2話 前日
サルミ兄のいる広場まで、私は全力で走った。
森の道はでこぼこだけど、慣れてるから平気だ。
町でしか食べられない甘いやつ。
ふわふわしたやつ。
ちゃんと分かってくれるかな。
……シュイだから、たぶん大丈夫。
でも、それより。
この前、負けた。
悔しかった。
シュイはすごい。
きっとこれからもっと強くなる。
だったら、私ももっと強くならなきゃ。
シュイが町に行ってる二週間、いっぱい木剣を振ろう。
サルミ兄にもたくさん相手してもらおう。
次に会ったら、絶対勝つ。
⸻
「サルミ兄ー!」
薪を抱えていたサルミ=バラが振り向く。
「おう、コル。

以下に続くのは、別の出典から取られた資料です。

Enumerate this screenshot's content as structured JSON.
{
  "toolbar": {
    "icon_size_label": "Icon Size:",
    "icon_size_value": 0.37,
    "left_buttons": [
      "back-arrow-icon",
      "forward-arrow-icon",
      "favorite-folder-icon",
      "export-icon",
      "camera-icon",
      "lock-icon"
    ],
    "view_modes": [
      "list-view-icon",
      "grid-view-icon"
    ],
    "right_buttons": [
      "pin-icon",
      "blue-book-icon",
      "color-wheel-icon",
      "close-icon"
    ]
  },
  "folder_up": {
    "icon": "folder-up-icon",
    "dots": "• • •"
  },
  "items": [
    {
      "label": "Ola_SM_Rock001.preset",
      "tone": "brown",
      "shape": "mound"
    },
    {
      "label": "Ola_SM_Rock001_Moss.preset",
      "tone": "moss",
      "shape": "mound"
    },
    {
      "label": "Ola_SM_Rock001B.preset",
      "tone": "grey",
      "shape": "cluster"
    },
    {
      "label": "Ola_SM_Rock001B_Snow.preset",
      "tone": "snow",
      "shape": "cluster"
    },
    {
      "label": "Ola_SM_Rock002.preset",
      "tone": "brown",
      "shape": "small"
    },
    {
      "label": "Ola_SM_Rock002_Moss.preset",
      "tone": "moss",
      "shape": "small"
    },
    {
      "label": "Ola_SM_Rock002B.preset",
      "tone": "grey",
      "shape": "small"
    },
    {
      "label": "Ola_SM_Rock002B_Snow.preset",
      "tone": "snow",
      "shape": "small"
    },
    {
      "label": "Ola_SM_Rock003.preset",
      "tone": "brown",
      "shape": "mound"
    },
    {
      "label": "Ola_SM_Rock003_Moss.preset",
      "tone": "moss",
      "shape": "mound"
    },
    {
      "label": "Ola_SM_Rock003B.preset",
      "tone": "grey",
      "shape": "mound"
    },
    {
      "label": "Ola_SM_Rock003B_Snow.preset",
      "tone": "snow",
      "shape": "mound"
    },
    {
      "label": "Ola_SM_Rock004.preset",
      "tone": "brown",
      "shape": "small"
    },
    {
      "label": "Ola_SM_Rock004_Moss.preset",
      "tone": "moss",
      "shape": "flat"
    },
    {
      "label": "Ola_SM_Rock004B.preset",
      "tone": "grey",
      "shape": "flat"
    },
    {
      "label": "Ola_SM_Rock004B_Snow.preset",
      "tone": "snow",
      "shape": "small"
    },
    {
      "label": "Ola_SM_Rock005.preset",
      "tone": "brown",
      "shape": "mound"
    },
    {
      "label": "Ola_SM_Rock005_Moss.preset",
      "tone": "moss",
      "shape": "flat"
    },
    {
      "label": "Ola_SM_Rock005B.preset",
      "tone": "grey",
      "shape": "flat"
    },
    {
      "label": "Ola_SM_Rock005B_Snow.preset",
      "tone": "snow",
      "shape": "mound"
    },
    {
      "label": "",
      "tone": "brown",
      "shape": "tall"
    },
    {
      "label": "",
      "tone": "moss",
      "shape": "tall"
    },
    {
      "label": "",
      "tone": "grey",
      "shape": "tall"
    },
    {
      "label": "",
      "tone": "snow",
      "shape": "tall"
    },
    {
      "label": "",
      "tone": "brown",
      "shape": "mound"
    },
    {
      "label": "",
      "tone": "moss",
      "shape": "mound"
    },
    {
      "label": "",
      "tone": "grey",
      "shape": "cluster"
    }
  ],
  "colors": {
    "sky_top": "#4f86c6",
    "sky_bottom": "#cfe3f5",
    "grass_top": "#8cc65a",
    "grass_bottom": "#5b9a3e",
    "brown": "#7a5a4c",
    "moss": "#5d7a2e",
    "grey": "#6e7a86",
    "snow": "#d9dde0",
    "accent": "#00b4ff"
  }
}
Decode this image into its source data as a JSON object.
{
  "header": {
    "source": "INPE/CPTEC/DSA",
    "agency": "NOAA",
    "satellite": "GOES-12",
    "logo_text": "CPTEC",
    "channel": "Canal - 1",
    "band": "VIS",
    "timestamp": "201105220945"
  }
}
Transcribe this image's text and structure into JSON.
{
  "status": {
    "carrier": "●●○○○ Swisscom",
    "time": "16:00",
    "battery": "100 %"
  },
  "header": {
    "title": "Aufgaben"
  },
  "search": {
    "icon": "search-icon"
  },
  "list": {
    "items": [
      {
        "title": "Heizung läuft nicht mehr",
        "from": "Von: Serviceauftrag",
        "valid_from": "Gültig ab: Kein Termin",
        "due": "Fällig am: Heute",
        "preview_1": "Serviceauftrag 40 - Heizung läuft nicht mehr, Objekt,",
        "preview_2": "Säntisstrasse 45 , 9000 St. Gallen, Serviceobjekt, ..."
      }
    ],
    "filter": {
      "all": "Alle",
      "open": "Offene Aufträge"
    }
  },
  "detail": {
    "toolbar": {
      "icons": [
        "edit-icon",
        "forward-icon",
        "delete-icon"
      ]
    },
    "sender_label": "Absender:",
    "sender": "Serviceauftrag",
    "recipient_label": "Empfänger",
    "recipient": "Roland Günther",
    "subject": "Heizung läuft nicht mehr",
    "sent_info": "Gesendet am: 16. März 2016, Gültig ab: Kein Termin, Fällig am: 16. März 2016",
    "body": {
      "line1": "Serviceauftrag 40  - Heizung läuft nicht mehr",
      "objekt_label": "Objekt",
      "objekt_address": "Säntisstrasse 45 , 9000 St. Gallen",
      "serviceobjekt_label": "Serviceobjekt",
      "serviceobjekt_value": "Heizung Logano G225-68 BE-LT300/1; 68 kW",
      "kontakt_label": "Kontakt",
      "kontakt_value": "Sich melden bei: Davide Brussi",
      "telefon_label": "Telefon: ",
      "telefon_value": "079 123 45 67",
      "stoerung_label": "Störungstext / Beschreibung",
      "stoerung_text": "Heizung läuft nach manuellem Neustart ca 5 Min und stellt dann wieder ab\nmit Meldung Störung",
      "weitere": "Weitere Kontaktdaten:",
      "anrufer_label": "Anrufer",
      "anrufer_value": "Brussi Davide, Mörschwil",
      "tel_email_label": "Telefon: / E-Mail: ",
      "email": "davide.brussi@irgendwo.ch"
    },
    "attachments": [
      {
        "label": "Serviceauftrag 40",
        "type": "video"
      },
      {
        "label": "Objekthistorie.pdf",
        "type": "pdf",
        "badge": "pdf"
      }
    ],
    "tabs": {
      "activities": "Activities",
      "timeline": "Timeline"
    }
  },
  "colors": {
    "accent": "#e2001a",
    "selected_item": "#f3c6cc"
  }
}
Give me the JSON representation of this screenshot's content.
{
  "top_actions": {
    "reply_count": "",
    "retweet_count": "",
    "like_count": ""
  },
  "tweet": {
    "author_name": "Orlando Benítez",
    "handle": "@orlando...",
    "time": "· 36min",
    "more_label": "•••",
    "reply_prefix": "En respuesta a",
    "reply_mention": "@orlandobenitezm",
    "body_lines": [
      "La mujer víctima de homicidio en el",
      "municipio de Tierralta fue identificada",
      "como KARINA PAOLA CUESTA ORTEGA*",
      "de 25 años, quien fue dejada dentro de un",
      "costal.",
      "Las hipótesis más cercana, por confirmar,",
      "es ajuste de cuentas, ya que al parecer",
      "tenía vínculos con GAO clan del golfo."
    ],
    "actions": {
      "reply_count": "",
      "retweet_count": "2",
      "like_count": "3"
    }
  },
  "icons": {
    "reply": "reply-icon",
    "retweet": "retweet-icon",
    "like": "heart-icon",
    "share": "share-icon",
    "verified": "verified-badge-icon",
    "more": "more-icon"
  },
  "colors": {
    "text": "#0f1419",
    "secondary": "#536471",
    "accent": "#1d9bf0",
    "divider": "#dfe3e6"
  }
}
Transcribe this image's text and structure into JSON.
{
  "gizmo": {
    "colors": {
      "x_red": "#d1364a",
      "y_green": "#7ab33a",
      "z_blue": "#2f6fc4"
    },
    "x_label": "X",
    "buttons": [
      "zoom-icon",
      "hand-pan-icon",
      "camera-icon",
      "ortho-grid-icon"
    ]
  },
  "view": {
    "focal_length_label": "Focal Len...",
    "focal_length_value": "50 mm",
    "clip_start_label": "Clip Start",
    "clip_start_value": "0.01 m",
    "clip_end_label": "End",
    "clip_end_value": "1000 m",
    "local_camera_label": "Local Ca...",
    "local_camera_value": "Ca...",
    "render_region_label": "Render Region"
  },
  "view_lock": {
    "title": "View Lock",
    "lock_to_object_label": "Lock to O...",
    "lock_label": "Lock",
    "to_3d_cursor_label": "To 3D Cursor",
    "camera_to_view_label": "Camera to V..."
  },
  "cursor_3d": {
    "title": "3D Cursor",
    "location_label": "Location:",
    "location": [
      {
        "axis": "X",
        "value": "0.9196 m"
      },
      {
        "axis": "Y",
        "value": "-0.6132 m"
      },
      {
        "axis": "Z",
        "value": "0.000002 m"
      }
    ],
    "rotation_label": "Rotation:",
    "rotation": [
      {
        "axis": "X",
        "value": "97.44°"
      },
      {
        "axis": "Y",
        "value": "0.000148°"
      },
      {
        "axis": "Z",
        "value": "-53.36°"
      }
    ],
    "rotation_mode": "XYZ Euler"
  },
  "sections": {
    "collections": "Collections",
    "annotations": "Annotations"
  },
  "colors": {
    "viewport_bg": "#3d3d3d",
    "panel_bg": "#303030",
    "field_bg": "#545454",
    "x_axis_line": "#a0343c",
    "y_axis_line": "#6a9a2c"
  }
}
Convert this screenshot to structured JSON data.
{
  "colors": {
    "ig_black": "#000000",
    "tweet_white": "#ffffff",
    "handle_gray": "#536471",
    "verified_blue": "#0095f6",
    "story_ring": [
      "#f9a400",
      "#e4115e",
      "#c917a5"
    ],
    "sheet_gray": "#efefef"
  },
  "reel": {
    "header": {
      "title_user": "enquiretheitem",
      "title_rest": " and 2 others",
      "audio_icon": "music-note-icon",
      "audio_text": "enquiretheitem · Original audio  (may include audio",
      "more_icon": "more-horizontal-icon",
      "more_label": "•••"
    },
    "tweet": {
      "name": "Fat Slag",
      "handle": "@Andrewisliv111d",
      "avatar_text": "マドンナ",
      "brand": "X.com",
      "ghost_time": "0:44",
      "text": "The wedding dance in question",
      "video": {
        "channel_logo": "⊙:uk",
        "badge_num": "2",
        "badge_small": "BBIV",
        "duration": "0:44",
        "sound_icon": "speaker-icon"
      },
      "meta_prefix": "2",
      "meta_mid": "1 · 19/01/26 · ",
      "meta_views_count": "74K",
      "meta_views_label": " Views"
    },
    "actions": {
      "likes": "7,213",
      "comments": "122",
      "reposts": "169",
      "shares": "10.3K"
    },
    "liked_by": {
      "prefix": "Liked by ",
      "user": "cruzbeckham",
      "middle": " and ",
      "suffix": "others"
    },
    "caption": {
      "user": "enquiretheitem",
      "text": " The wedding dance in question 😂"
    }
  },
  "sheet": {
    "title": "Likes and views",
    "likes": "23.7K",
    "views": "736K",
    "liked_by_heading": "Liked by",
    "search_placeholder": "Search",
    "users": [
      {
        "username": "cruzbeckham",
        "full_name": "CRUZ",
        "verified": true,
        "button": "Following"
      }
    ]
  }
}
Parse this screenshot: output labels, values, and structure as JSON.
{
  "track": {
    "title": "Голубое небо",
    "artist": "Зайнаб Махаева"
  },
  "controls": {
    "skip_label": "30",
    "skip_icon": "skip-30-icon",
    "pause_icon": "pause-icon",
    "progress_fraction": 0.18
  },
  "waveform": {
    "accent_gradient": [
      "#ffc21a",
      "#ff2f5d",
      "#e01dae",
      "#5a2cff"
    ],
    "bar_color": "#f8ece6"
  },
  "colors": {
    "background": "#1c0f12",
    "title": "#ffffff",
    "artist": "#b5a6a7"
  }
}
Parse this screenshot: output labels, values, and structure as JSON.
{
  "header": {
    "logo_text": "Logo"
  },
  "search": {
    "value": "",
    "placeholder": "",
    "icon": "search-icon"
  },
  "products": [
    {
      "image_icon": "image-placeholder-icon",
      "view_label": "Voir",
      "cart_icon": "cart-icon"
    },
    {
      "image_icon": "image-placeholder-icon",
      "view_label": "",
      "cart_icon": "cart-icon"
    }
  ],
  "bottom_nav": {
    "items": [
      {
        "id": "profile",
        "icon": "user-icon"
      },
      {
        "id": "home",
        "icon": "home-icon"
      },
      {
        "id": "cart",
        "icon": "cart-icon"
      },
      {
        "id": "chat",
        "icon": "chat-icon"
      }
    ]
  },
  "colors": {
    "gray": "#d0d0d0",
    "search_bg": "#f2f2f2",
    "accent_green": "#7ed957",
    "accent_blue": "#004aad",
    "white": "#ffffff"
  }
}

今日はなんか食ってきたな?」
「えへへ」
「シュイとだろ」
なんで分かるんだろ。
「今から勝負しよ!」
「飯前だから一回だけな」
「やった!」
サルミ兄は笑いながら薪を下ろした。
木剣を持って構える姿は、やっぱりかっこいい。
私も木剣を抜く。
「今日は勝つよ!」
「この前も言ってたな」
「今日はほんとに!」
「毎回ほんとだろ」
むぅ。
でも今日はほんとだ。
⸻
地面を蹴る。
最初の一歩で間合いを詰める。
「はやっ」
サルミ兄が笑いながら半歩下がる。
そのまま木剣を横に払ってきた。
私はしゃがんで避ける。
風が髪をかすめた。
そのまま踏み込み、胴へ打ち込む。
――がつん。
「いっ!」
手がしびれた。
いつの間にか、サルミ兄の木剣が先にそこにあった。
「まだまだ動きが素直すぎるな」
「むぅ……!」
悔しい。
すぐに離れて構え直す。
サルミ兄は強い。
でも、だから好きだ。
本気で振らないと届かない。
⸻
私は息を吸って、もう一度踏み込んだ。
今度は上から。
振り下ろす直前で手首を返し、横薙ぎへ変える。
「おっ」
少し驚いた顔。
でも、防がれる。
なら次。
弾かれた勢いのまま身体を回し、逆側から打つ。
「へぇ」
これも止められた。
「コル、お前また速くなったか?」
「えへへ!」
褒められた。
でも勝ててない。
私は口をきゅっと結んで、また飛び込んだ。
⸻
何度も打って、何度も止められる。
腕が熱い。
足も重くなってきた。
それでも、止まりたくない。
シュイは明日から町へ行く。
しかもミミ婆さんと二週間一緒だ。
村で一番すごい魔法使いとずっと一緒なんて、絶対もっと強くなって帰ってくる。
そう思うと、じっとしていられなかった。
私も強くならなきゃ。
「っ!」
踏み込んで、今度こそと思って木剣を振り抜く。
そのときだった。
「コルー! ご飯できたよー!」
お母さんの声が森に響いた。
「あっ」
思わずそっちを向いてしまう。
サルミ兄がぽんっとコルの頭を叩き、吹き出した。
「集中切れすぎだろ」
「うぅー……」
悔しい。
でも、お腹は空いていた。
⸻
「また明日!」
木剣を抱えて、私は走り出す。
広場を抜け、家々の間を駆ける。
途中で石につまずきかけたけど、くるっと一歩回ってそのまま走る。
「……ほんと、なんなんだあいつ」
去っていく背中を見送りながら、サルミ兄は苦笑した。
もう、ほとんど手加減なんてしていない。
それでも食らいついてくる。
あと少し育てば――本気でも負ける。
⸻
家に入ると、いい匂いがしていた。
「遅い!」
「ごめんなさーい!」
お母さんが呆れながら皿を並べている。
お父さんは椅子に座って笑っていた。
「またサルミに付き合わせたのか?」
「もっと頑張らないと、シュイに置いてかれちゃうの!」
「おお、やる気だな」
「うん! がんばる!」
椅子に飛び乗るように座る。
お腹がぺこぺこだった。
⸻
「明日は早いんでしょ?」
お母さんがスープをよそいながら言う。
「うん! シュイたち見送りいく!」
「寝坊するなよ」
お父さんが笑う。
「しないもん!」
言い返しながら、私はパンをちぎった。
明日、シュイは町へ行く。
少しさみしい。
でも二週間だけだ。
その間に私はもっと強くなる。
木剣だって毎日振る。
帰ってきたシュイをびっくりさせるんだ。
そう思うと、なんだか楽しみになってきた。